Car accidents can happen to anyone, even professionals who spend their lives driving out on the open road. One of the biggest risk factors of driving today aside from texting and smartphone usage is drowsy driving. If you live in South Carolina, understanding the significance of drowsy driving and why it should be avoided at all times is a must anytime you are heading out on the road.
How dangerous and common is drowsy driving?
According to the National Sleep Foundation’s own reporting from 2005, up to 60% of drivers admitted to driving at least once while drowsy in the previous year. The National Highway Traffic Safety Administration estimates that drowsy driving contributed to more than 90,000 motor vehicle accidents in 2017 and more than 800 fatalities in total.
What contributes to drowsy driving?
It is not hard to drive while drowsy, especially if you are lacking in sleep or if you have been on the road for an extended period of time.
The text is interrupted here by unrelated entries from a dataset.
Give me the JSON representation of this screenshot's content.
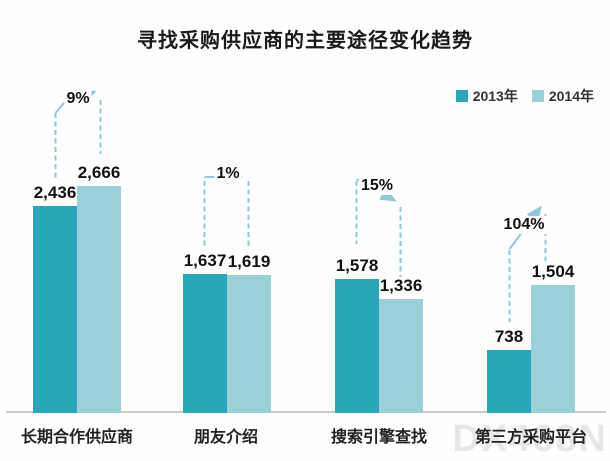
{
  "chart_data": {
    "type": "bar",
    "title": "寻找采购供应商的主要途径变化趋势",
    "categories": [
      "长期合作供应商",
      "朋友介绍",
      "搜索引擎查找",
      "第三方采购平台"
    ],
    "series": [
      {
        "name": "2013年",
        "color": "#29A7B8",
        "values": [
          2436,
          1637,
          1578,
          738
        ],
        "labels": [
          "2,436",
          "1,637",
          "1,578",
          "738"
        ]
      },
      {
        "name": "2014年",
        "color": "#9BCFDA",
        "values": [
          2666,
          1619,
          1336,
          1504
        ],
        "labels": [
          "2,666",
          "1,619",
          "1,336",
          "1,504"
        ]
      }
    ],
    "changes": [
      {
        "label": "9%",
        "direction": "up"
      },
      {
        "label": "1%",
        "direction": "flat"
      },
      {
        "label": "15%",
        "direction": "down"
      },
      {
        "label": "104%",
        "direction": "up"
      }
    ],
    "annotation_color": "#8FC8DB",
    "baseline_color": "#cbcbcb",
    "ylim": [
      0,
      2800
    ],
    "grid": false,
    "legend_position": "top-right"
  },
  "watermark": {
    "text": "DX468N"
  }
}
Some of the biggest contributing factors of drowsy driving include:
• Lack of sleep and/or irregular sleep schedule
• Undiagnosed/improperly treated sleep disorders
• Alcohol and/or other substances that depress the Central Nervous System
• Odd schedule and/or swing shifts, especially for truck drivers and commuters
Types of injuries and extensive damage caused by drowsy driving
Motor vehicle accidents that involve drowsy driving do not just harm those behind the wheel. Collisions, crossing over lanes, and even complete flips are not unheard of for those who are drowsy behind the wheel. Paralysis, broken bones, and even fatalities occur when an individual is driving while drowsy.
Understanding drowsy driving and how to prevent falling asleep or nodding off behind the wheel is one of the most important aspects of driving on the open road.